Коммерциализация красоты связана с тем, что красоте нет места в мире. Как часто я видела, что женщины самой красивой наружности предпочитают подделываться под простушек, они не могут осмелиться на свою собственную природу: что, какие бы события, какая любовь могла бы соответствовать такой красоте, героинями каких событий они могли бы быть? Об этом как-то сказал Йейтс, думая о своей возлюбленной, избравшей путь революционерки. Он сравнивает: «Чем быть могла такая, как она? Где Троя, чтобы сжечь ту Трою снова?» И вот женщина с самой изысканной, сложной красотой усваивает манеру поведения, как будто извиняющуюся за ее красоту, и только, быть может, в любви к нервным, чем-то недовольным, мучающим их мужчинам сказывается это ожидание «чего-то иного». Что произойдет с этими особенно красивыми женщинами? «Девушка, которая когда-то знала всего Данта, сегодня замужем за дураком»,– тоже Йейтс. Пусть так, но пусть тогда и мое сердце не тревожат трагедией. Я, по примеру многих интеллектуалов, тоже выберу маленькую Ио, ведь ее история так проста и невинна, это просто французский адюльтер. Зевс полюбил ее, и, чтобы скрыть от гнева жены своей Геры, обратил в корову, Гера же наслала овода, и тот преследовал бедную Ио, заключенную в обличье коровы, по всем землям. Ио не виновата, причина ее страдания – не в ее крови. Не то что Антигона, которая принимает свое страдание на себя сама. Вместе с Креонтом, увещевающим Антигону, я бы стала говорить, чтобы она не мучила зря себя и других.

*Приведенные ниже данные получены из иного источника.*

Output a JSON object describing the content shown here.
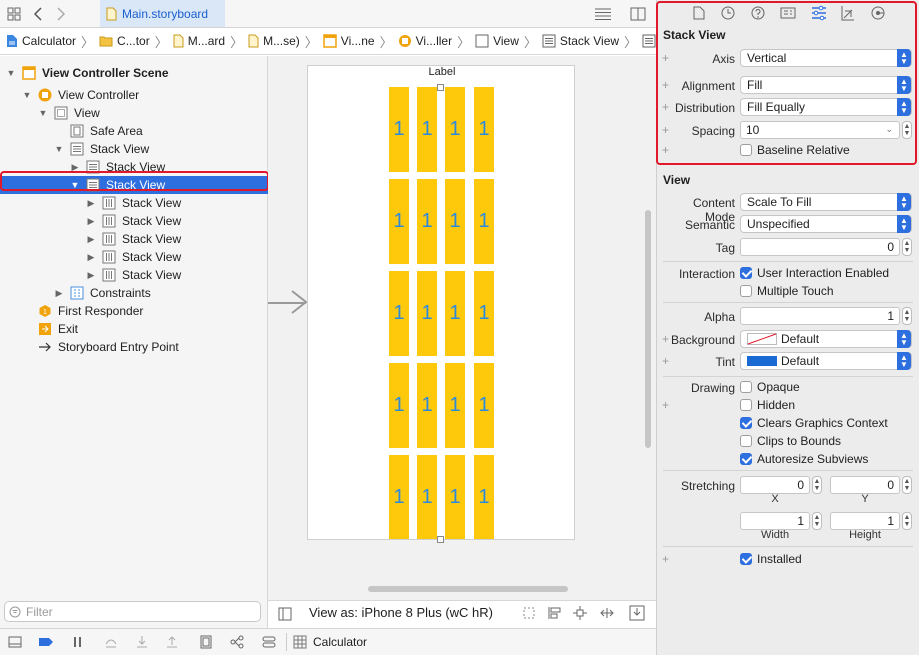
{
  "editor": {
    "file_tab": "Main.storyboard"
  },
  "breadcrumb": [
    "Calculator",
    "C...tor",
    "M...ard",
    "M...se)",
    "Vi...ne",
    "Vi...ller",
    "View",
    "Stack View",
    "Stack View"
  ],
  "outline": {
    "scene": "View Controller Scene",
    "view_controller": "View Controller",
    "view": "View",
    "safe_area": "Safe Area",
    "stack_view": "Stack View",
    "child_stack": "Stack View",
    "selected_stack": "Stack View",
    "row_stacks": [
      "Stack View",
      "Stack View",
      "Stack View",
      "Stack View",
      "Stack View"
    ],
    "constraints": "Constraints",
    "first_responder": "First Responder",
    "exit": "Exit",
    "entry_point": "Storyboard Entry Point",
    "filter_placeholder": "Filter"
  },
  "canvas": {
    "label": "Label",
    "cell_value": "1",
    "view_as": "View as: iPhone 8 Plus (wC hR)"
  },
  "debug_bar": {
    "scheme": "Calculator"
  },
  "inspector": {
    "stack_section": "Stack View",
    "axis_label": "Axis",
    "axis_value": "Vertical",
    "alignment_label": "Alignment",
    "alignment_value": "Fill",
    "distribution_label": "Distribution",
    "distribution_value": "Fill Equally",
    "spacing_label": "Spacing",
    "spacing_value": "10",
    "baseline_relative": "Baseline Relative",
    "view_section": "View",
    "content_mode_label": "Content Mode",
    "content_mode_value": "Scale To Fill",
    "semantic_label": "Semantic",
    "semantic_value": "Unspecified",
    "tag_label": "Tag",
    "tag_value": "0",
    "interaction_label": "Interaction",
    "user_interaction": "User Interaction Enabled",
    "multiple_touch": "Multiple Touch",
    "alpha_label": "Alpha",
    "alpha_value": "1",
    "background_label": "Background",
    "background_value": "Default",
    "tint_label": "Tint",
    "tint_value": "Default",
    "tint_color": "#1a6ad4",
    "drawing_label": "Drawing",
    "opaque": "Opaque",
    "hidden": "Hidden",
    "clears_graphics": "Clears Graphics Context",
    "clips_to_bounds": "Clips to Bounds",
    "autoresize": "Autoresize Subviews",
    "stretching_label": "Stretching",
    "stretch_x": "0",
    "stretch_y": "0",
    "stretch_x_label": "X",
    "stretch_y_label": "Y",
    "stretch_w": "1",
    "stretch_h": "1",
    "width_label": "Width",
    "height_label": "Height",
    "installed": "Installed"
  },
  "colors": {
    "accent": "#2e6fe0",
    "highlight_outline": "#e0182a",
    "cell_fill": "#fec80b",
    "cell_text": "#2a8ae0"
  }
}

Наше время – говорила бы я – время корректности. Любое требование быть «героем», действовать соответственно «героической этике», «этике страдания» кажется или фашизмом, или опасным радикализмом, который не имеет будущего внутри сообщества и ведет его только к страданиям и смерти, как в Сербии. Неожиданное, случайное, необоснованное, катастрофическое изъятие из обычного потока жизни и есть трагедия. Но когда не рак, не СПИД, не война, не жало болезни, не старость; когда из-за правды, пронзающей мозг, тихому – в крик, здоровому – в смерть,– это уже трагедия, возведенная в степень, почти в безумие, это уже слишком, как и когда красивый играет трагического героя. Некрасивого трагедия поднимет и сделает красивым: отделив от остальных людей, сделав прекрасным человеком. На это согласен и западный взгляд (трагедия в случае Ларса фон Триера). Но как быть с уже красивым, уже прекрасным?
Трагедия уже не может отделить своего прекрасного героя от людей – это пустое умножение. Нет, она должна отделить прекрасного от самого себя, как роговицу от глаза, и сделать его не-человеком. Прекрасный покажет уже не человеческое, а божественное, не принятие несчастья как внешней силы, а раскрытие удивительной глубины несчастья (это знали и Софокл, и Лорка, и Иов). Это будет не один прекрасный человек, страдающий среди людей и от людей, а сверхчеловек, божество, со-страдающее человечеству, несущее человечество, во всех его страданиях, на своей груди, вот почему трагический актер всегда должен достигать состояния некой особенной красоты, чтобы состоялась трагедия. «Катарсис – это молчание, – говорит Драган, – когда заканчивается крик, плач, герой получает ответ». Подлинная трагическая речь-оплакивание не дает в своем конце положительного итога, путей выхода из страдания, но, когда она смолкает, наступает такая тишина, в которой свершается невозможное: оправдание страдания и смерти внутри бесконечной и бессмертной любви. Это обретаемое страшное знание единства счастья и несчастья, веселья и скорби – сакральное знание.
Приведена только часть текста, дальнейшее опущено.